Reporting from Juneau, Alaska — The outcome of the U.S. Senate race in Alaska may well turn on a legal standard established by a state election so hotly contested it was eventually decided by a coin toss.
After a recount, two lawsuits and much hand-wringing, the 2006 balloting was still a tie. But despite the coin-flip ending, the case firmly established the state's approach in deciding disputed write-in ballots. "We have consistently emphasized the importance of voter intent," a court ruled.
In the current race between Republican Joe Miller and write-in candidate Lisa Murkowski, the Republican incumbent, legal experts say that Miller will probably have a hard time disputing write-in ballots just because of slight misspellings.
State courts across the country since the 19th century have adopted a similar "voter intent" standard, said Richard Winger, editor of the election law journal Ballot Access News.
"I am not aware of any state that says write-ins can't be counted unless the spelling is perfect," he said.
Facing almost certain defeat in Alaska courts — the state Supreme Court last week reiterated the voter intent standard — the Miller campaign has filed a federal lawsuit.
Miller is alleging that state officials are violating the U.S. Constitution's elections clause, as well as the equal protection clause of the 14th Amendment, by allowing the Division of Elections leeway to count ballots with derivations such as "Murkowsky" and "Morkowksy."
At issue is what appears to be a specific state law requiring that write-in ballots must have "the name as it appears on the write-in declaration of candidacy of the candidate, or the last name of the candidate." There can be "no exceptions" to this requirement, the law states.
In papers filed with the federal court, Miller attorney Thomas Van Flein argues that there's little room for state officials to exert their own interpretations.
Furthermore, the U.S. Supreme Court, in the 2000 case Bush vs. Gore, requires states to establish "specific standards" and "uniform rules," Van Flein argues.

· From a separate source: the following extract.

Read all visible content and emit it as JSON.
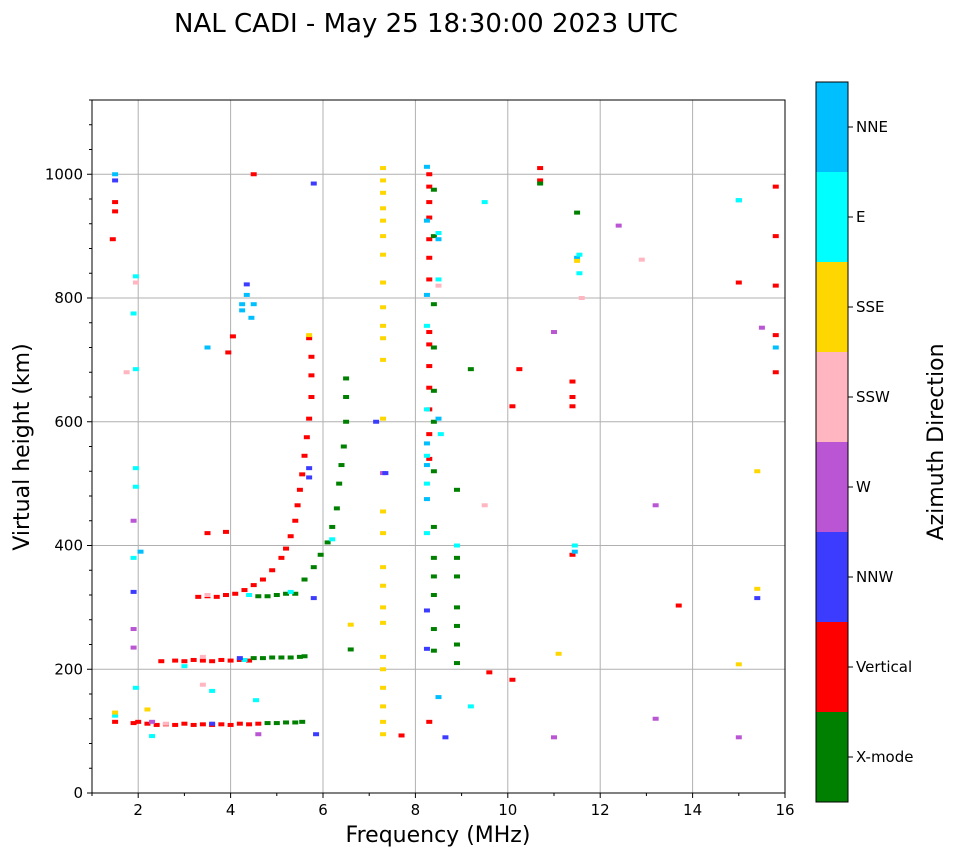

"Rather than implementing the clear, specific and uniform standards for counting write-in votes set forth in Alaska [law], defendants and their counting boards apparently will be attempting to divine for themselves the 'intent of the voter' based on vague, amorphous, subjective — and unspecified — criteria," the Miller complaint said.
"This quixotic quest will result in the arbitrary and disparate treatment of write-in ballots in clear violation of the U.S. Constitution," the complaint added.
On one hand, several legal scholars said, Alaska's statute is one of the most exacting in the country.
"The statute does call for what we would call strict compliance. It says it's mandatory, and there are no exceptions," said Edward Foley, director of the election law program at Ohio State University law school.
But, he added, "The statute doesn't say a voter must spell it absolutely correctly, with not a single letter wrong."
On the other hand, the law allows voters to simply write the last name of the candidate, apparently allowing some variations, argued Daniel Lowenstein, professor of law and a specialist in election law at UCLA.
"I went through several alternative ways of interpreting the statute, and the only one that made sense is one that would allow a little bit of leeway," he said.
The fact that the Miller suit was filed in federal court could mean the issue gets resolved swiftly — many analysts believe the court will decide it has no jurisdiction because matters of election law have historically been left up to the states. The state has filed a motion to dismiss the case, in part on those grounds.
"The questions that are being asked are pure questions of state law," said Benjamin Ginsberg, a legal consultant for the Murkowski campaign who was a top lawyer for the Bush-Cheney campaign during the 2000 Florida count.
The Miller campaign's argument that the Constitution's election clause doesn't allow state administrative officials to deviate from the "no exceptions" state law also could have difficulty getting traction, some analysts said.
"It would mean that election officials could never create rules for implementing legislative statutes," said Richard Hasen, Loyola Law School professor and co-editor of the Election Law Journal.
Moreover, he said, a decision to suddenly abandon the state's voter intent standard could create a new problem for the state under the U.S. Constitution's requirements for due process.
In Juneau, one of the big questions is whether the legal wrangling will matter: Murkowski is still gaining 89% of the write-in ballots with no dispute, meaning the math, if not the law, is trending heavily her way.
That has been one of the biggest surprises of the count — the accuracy of the write-ins — and could be decisive, many analysts said.
More mistakes "would naturally have put more ballots in play," Ginsberg said. "It would have been a different ballgame if this had been a lot of random writing."